Los Duques de Montpensier, que en la sombra fueron grandes rivales de Isabel II con la intención de destronarla y poder llegar al poder, le dispensaron a la feria un importante apoyo institucional, otorgando premios, montando caseta propia, y conviviendo con todo el mundo. Aunque fueron grandes mecenas de la catedral e Iglesia hispalense, no dudaron en recorrer andando toda la feria, comer buñuelos y probar las frutas. Este fue el modo que eligieron para verificar su promoción social entre la alta sociedad local y los más humildes también.

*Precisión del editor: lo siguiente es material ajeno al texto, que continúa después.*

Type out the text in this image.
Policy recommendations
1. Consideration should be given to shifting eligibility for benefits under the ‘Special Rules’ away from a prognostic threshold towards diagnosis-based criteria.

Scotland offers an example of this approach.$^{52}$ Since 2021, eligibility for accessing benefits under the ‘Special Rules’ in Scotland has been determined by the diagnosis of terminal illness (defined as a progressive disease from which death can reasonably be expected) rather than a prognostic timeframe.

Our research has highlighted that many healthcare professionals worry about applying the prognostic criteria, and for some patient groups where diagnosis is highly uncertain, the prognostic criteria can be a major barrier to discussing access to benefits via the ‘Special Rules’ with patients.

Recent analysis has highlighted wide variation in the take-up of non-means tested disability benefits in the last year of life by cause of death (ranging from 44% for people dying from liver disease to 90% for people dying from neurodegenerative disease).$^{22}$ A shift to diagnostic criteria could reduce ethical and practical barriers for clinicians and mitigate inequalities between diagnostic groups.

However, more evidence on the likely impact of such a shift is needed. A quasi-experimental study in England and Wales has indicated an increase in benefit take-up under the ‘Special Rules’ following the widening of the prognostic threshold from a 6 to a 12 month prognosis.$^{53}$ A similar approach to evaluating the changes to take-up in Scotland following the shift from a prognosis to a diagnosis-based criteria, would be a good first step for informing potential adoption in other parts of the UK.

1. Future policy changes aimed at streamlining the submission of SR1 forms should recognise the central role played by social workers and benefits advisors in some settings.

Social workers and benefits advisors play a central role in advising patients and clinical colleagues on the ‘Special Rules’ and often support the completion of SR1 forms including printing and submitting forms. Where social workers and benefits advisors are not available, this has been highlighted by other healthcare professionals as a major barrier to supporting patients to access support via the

Llegaron a mezclarse tanto con el gentío que, hasta el cronista González de León llegó a tildar tales prácticas de vulgares y poco usuales. Pretendían mostrar que la modalidad de gobierno monárquico sugerida por ellos resultaba mucho más conveniente que la desplegada por la reina, desde la capital española. Hemos documentado que los duques de Montpensier pisaron el real la primera vez en 1849, una vez que decidieron alojarse en Sevilla. Aquí instalaron su propia corte en el palacio de San Telmo, cuyos jardines abrieron al público, en la feria de 1854, para satisfacer la curiosidad del público y la de todos los forasteros y extranjeros que ya acudían a la feria.

Consecuciones culturales

En aquel siglo XIX tan calamitoso, pobre y plagado de desgracias, Sevilla logró forjar en pleno Romanticismo una cultura y un folclore único en el mundo gracias a su feria. Terminó por conseguir la integración de ciertos rituales festivos propios del pueblo gitano, hizo convivir a las populares cigarreras con muchas corraleras, de las casas de vecinos, de los barrios más castizos de la ciudad, como los la Macarena y Triana, y definió como uniforme oficial de la fiesta atuendos propios del medio rural. Todos estos frutos del evento sevillano, no lo logaron nunca ferias tan destacadas en aquella centuria decimonónica como las Madrid, Barcelona, Bilbao, y ni tan siquiera las de Londres o París. Una prueba indiscutible de la enorme proyección internacional que ha alcanzado la nuestra, es el hecho de que el traje de flamenca, por ejemplo, se haya hecho famoso en todo el planeta, y que esté considerado en todos los países como el traje típico de la mujer española.